As for both sets of twins, I wasn’t that empathetic to any of them. Edie who I was consistently apathetic towards, even more so towards the end. Elspeth was an enigma to me from the start, but as I began to understand her and her motives, my pity for her was overwhelmed by disgust. And man oh man do I want to explore that further but again, I won’t for the sake of not spoiling it (as I clench my teeth!!). Valentina . . . she aggravated me for different reasons throughout. In the beginning, she was much too acquiescent to sympathize with. She acted as though she really had no choice in anything. I can’t count how many times I begged for her to stand up to Julia, to no avail. And when she eventually believed she was making the right choice, I couldn’t even be gratified that she was taking a stand against Julia because she did it in such a cowardly and selfish fashion. As for Julia, she eventually grew on me. At first she seemed like a petulant child, always wanting to get her own way. But eventually that unfolded and I was able to see how her insecurities caused her to act that way. All that time everyone saw her as the leader of the two, but it was all a façade. Towards the end, I was able to sympathize with her in a way I was never able to with the other three twins.

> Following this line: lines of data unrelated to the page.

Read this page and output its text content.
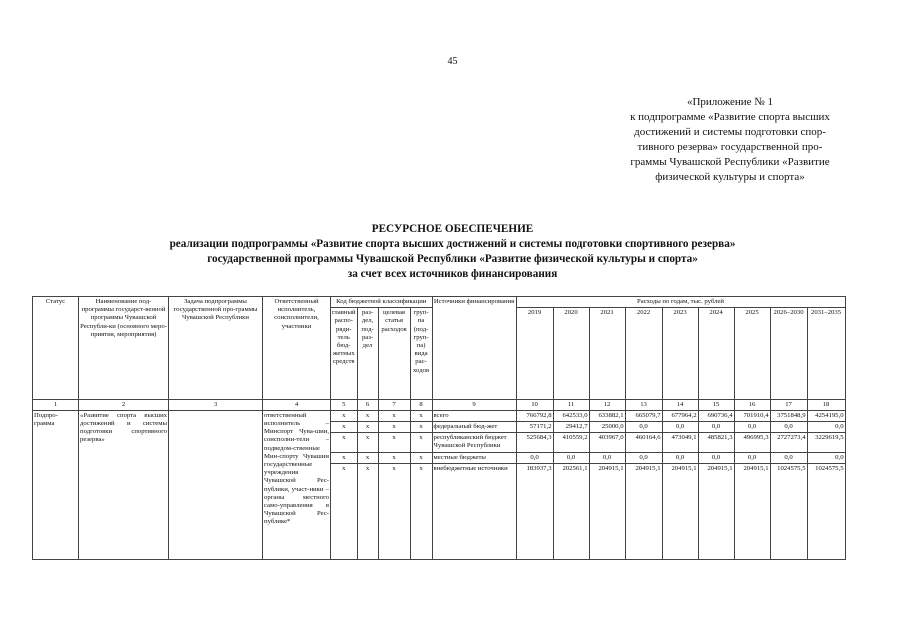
45
«Приложение № 1
к подпрограмме «Развитие спорта высших
достижений и системы подготовки спор-
тивного резерва» государственной про-
граммы Чувашской Республики «Развитие
физической культуры и спорта»
РЕСУРСНОЕ ОБЕСПЕЧЕНИЕ
реализации подпрограммы «Развитие спорта высших достижений и системы подготовки спортивного резерва»
государственной программы Чувашской Республики «Развитие физической культуры и спорта»
за счет всех источников финансирования
Статус	Наименование под-программы государст-венной программы Чувашской Республи-ки (основного меро-приятия, мероприятия)	Задача подпрограммы государственной про-граммы Чувашской Республики	Ответственный исполнитель, соисполнители, участники	Код бюджетной классификации				Источники финансирования	Расходы по годам, тыс. рублей								
				главный распо-ряди-тель бюд-жетных средств	раз-дел, под-раз-дел	целевая статья расходов	груп-па (под-груп-па) вида рас-ходов		2019	2020	2021	2022	2023	2024	2025	2026–2030	2031–2035
1	2	3	4	5	6	7	8	9	10	11	12	13	14	15	16	17	18
Подпро-грамма	«Развитие спорта высших достижений и системы подготовки спортивного резерва»		ответственный исполнитель – Минспорт Чува-шии, соисполни-тели – подведом-ственные Мин-спорту Чувашии государственные учреждения Чувашской Рес-публики, участ-ники – органы местного само-управления в Чувашской Рес-публике*	x	x	x	x	всего	766792,8	642533,0	633882,1	665079,7	677964,2	690736,4	701910,4	3751848,9	4254195,0
				x	x	x	x	федеральный бюд-жет	57171,2	29412,7	25000,0	0,0	0,0	0,0	0,0	0,0	0,0
				x	x	x	x	республиканский бюджет Чувашской Республики	525684,3	410559,2	403967,0	460164,6	473049,1	485821,3	496995,3	2727273,4	3229619,5
				x	x	x	x	местные бюджеты	0,0	0,0	0,0	0,0	0,0	0,0	0,0	0,0	0,0
				x	x	x	x	внебюджетные источники	183937,3	202561,1	204915,1	204915,1	204915,1	204915,1	204915,1	1024575,5	1024575,5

So while this book started off as slow for me, I was ultimately captivated by it. I think it would be a great choice for book clubs because, as you can see, I am dying to discuss it! For those of you who haven’t gotten a copy yet, let me assure you that all this fuss is warranted—I enjoyed this book even more than The Time Traveler’s Wife and I highly recommend it, especially now because the creepiness of Highgate Cemetery and ghosts and all that is perfect for Halloween.